Container-aware heap sizing for OpenJDK

Wed Sep 14 09:53:46 UTC 2022

Hi,

On Tue, 2022-09-13 at 15:16 -0400, Jonathan Joo wrote:
> Hello hotspot-dev and hotspot-gc-dev,
> 
> My name is Jonathan, and I'm working on the Java Platform Team at
> Google. Here, we are working on a project to address Java container
> memory issues, as we noticed that a significant number of Java
> servers hit container OOM issues due to people incorrectly tuning
> their heap size with respect to the container size. Because our
> containers have other RAM consumers which fluctuate over time, it is
> often difficult to determine a priori what is an appropriate Xmx to
> set for a particular server. 
> 
> We set about trying to solve this by dynamically adjusting the Java
> heap/gc behavior based on the container usage information that we
> pass into the JVM. We have seen promising results so far, reducing
> container OOMs by a significant amount, and oftentimes also reducing
> average heap usage (with the tradeoff of more CPU time spent doing
> GC). 
> 
> Below (under the dotted line) is a more detailed explanation of our
> initial approach. Does this sound like something that may be useful
> for the general OpenJDK community? If so, would some of you be open
> to further discussion? I would also like to better understand what
> container environments look like outside of Google, to see how we
> could modify our approach for the more general case.

It seems an interesting proposal and I'd be interested in your work. A
few questions:

   1. How is AHS enabled? Is it on by default or is it opt-in?
   2. Is the prototype working for all GCs available in OpenJDK or
      specific to G1?
   3. Would this be a Linux only feature?

Thanks,
Severin

> Thank you!
> 
> Jonathan
> ---------------------------------------------------------------------
> ---Introduction:Adaptable Heap Sizing (AHS) is a project internal to
> Google that is meant to simplify configuration and improve the
> stability of applications in container environments.
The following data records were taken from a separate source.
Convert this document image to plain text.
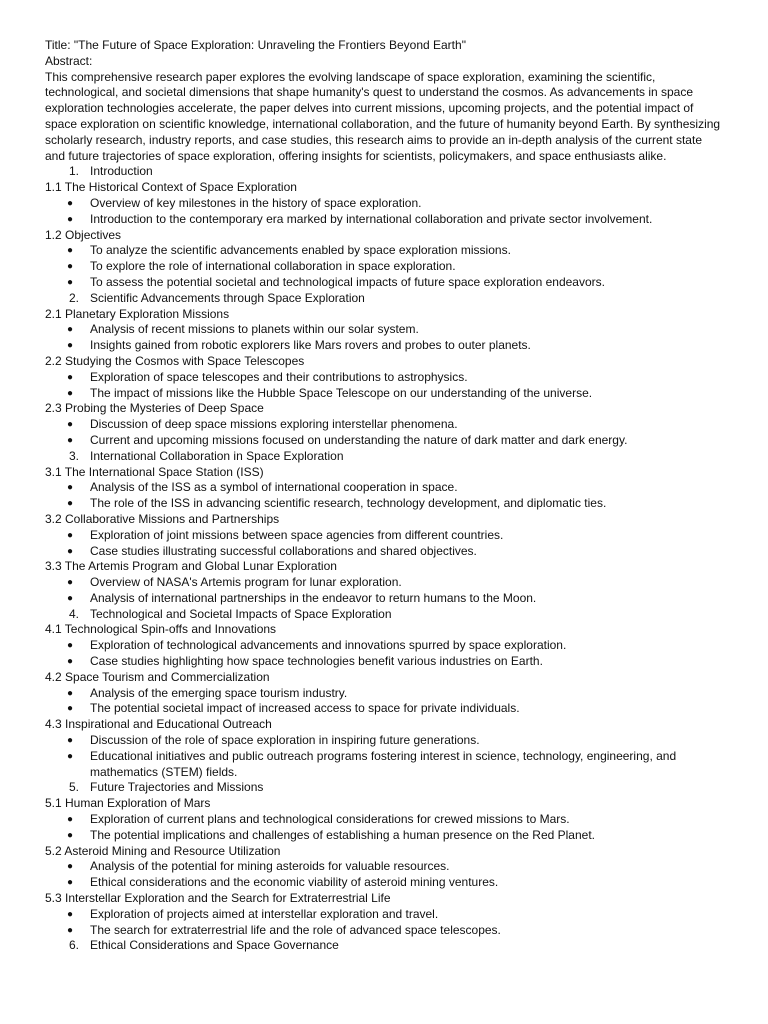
Title: "The Future of Space Exploration: Unraveling the Frontiers Beyond Earth"

Abstract:

This comprehensive research paper explores the evolving landscape of space exploration, examining the scientific, technological, and societal dimensions that shape humanity's quest to understand the cosmos. As advancements in space exploration technologies accelerate, the paper delves into current missions, upcoming projects, and the potential impact of space exploration on scientific knowledge, international collaboration, and the future of humanity beyond Earth. By synthesizing scholarly research, industry reports, and case studies, this research aims to provide an in-depth analysis of the current state and future trajectories of space exploration, offering insights for scientists, policymakers, and space enthusiasts alike.

1. Introduction

1.1 The Historical Context of Space Exploration

●	Overview of key milestones in the history of space exploration.
●	Introduction to the contemporary era marked by international collaboration and private sector involvement.

1.2 Objectives

●	To analyze the scientific advancements enabled by space exploration missions.
●	To explore the role of international collaboration in space exploration.
●	To assess the potential societal and technological impacts of future space exploration endeavors.
2. Scientific Advancements through Space Exploration

2.1 Planetary Exploration Missions

●	Analysis of recent missions to planets within our solar system.
●	Insights gained from robotic explorers like Mars rovers and probes to outer planets.

2.2 Studying the Cosmos with Space Telescopes

●	Exploration of space telescopes and their contributions to astrophysics.
●	The impact of missions like the Hubble Space Telescope on our understanding of the universe.

2.3 Probing the Mysteries of Deep Space

●	Discussion of deep space missions exploring interstellar phenomena.
●	Current and upcoming missions focused on understanding the nature of dark matter and dark energy.
3. International Collaboration in Space Exploration

3.1 The International Space Station (ISS)

●	Analysis of the ISS as a symbol of international cooperation in space.
●	The role of the ISS in advancing scientific research, technology development, and diplomatic ties.

3.2 Collaborative Missions and Partnerships

●	Exploration of joint missions between space agencies from different countries.
●	Case studies illustrating successful collaborations and shared objectives.

3.3 The Artemis Program and Global Lunar Exploration

●	Overview of NASA's Artemis program for lunar exploration.
●	Analysis of international partnerships in the endeavor to return humans to the Moon.
4. Technological and Societal Impacts of Space Exploration

4.1 Technological Spin-offs and Innovations

●	Exploration of technological advancements and innovations spurred by space exploration.
●	Case studies highlighting how space technologies benefit various industries on Earth.

4.2 Space Tourism and Commercialization

●	Analysis of the emerging space tourism industry.
●	The potential societal impact of increased access to space for private individuals.

4.3 Inspirational and Educational Outreach

●	Discussion of the role of space exploration in inspiring future generations.
●	Educational initiatives and public outreach programs fostering interest in science, technology, engineering, and mathematics (STEM) fields.
5. Future Trajectories and Missions

5.1 Human Exploration of Mars

●	Exploration of current plans and technological considerations for crewed missions to Mars.
●	The potential implications and challenges of establishing a human presence on the Red Planet.

5.2 Asteroid Mining and Resource Utilization

●	Analysis of the potential for mining asteroids for valuable resources.
●	Ethical considerations and the economic viability of asteroid mining ventures.

5.3 Interstellar Exploration and the Search for Extraterrestrial Life

●	Exploration of projects aimed at interstellar exploration and travel.
●	The search for extraterrestrial life and the role of advanced space telescopes.
6. Ethical Considerations and Space Governance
The key is that
> in a containerized environment, we have access to container usage and
> limit information. This can be used as a signal to modify Java heap
> behavior, helping prevent container OOMs.
> Problem: * Containers at Google must be properly sized to not only
> the JVM heap, but other memory consumers as well. These consumers
> include non-heap Java (e.g. native code allocations), and
> simultaneously running non-Java processes. 
>  * Common antipattern we see here at Google: 
>     - We have an application running into container OOMs. 
>     - An engineer raises both container memory limit and Xmx by the
> same amount, since there appears to be insufficient memory.
>     - The application has reduced container OOMs, but is still prone
> to them, since G1 continues to use most of Xmx.
>  * This results in many jobs being configured with much more RAM than
> they need, but still running into container OOM issues.
> Hypothesis: * For preventing container OOM: Why can't heap expansions
> be bounded by the remaining free space in the container?
>  * For preventing the `unnecessarily high Xmx` antipattern: Why can't
> target heap size be set based on GC CPU overhead?
>  * From our work on Adaptable Heap Sizing, it appears they can!
> Design: * We add two manageable flags in the JVM
>     - Current maximum heap expansion size
>     - Current target heap size
>  * A separate thread runs alongside the JVM, querying:
>     - Container memory usage/limits
>     - GC CPU overhead metrics from the JVM.
>  * This thread then uses this information to calculate new values for
> the two new JVM flags, and continually updates them at runtime.
>  * The `Current maximum heap expansion size` informs the JVM what is
> the maximum amount we can expand the heap by, while staying within
> container limits. This is a hard limit, and trying to expand more
> than this amount results in behavior equivalent to hitting the Xmx
> limit.
>  * The `Current target heap size` is a soft target value, which is
> used to resize the heap (when possible) so as to bring GC CPU
> overhead toward its target value. 
> 
> Results: * At Google, we have found that this design works incredibly
> well in our initial rollout, even for large and complex workloads.
>  * After deploying this to dozens of applications:
>     - Significant memory savings for previously misconfigured jobs
> (many of which reduced their heap usage by 50% or more)
>     - Significantly reduced occurrences of container OOM (100%
> reduction in vast majority of cases)
>     - No correctness issues
>     - No latency regressions*
>     - We plan to deploy AHS across a much wider subset of
> applications by EOY '22.
> 
> *Caveats:  * Enabling this feature might require tuning of the newly
> introduced default GC CPU overhead target to avoid regressions.
>  * Time spent doing GC for an application may increase significantly
> (though generally we've seen in practice that even if this is the
> case, end-to-end latency does not increase a noticeable amount)
>  * Enabling AHS results in frequent heap resizings, but we have not
> seen evidence of any negative effects as a result of these more
> frequent heap resizings.
>  * AHS is not necessarily a replacement for proper JVM tuning, but
> should generally work better than an untuned or improperly tuned
> configuration.
>  * AHS is not intended for every possible workload, and there could
> be pathological cases where AHS results in worse behavior.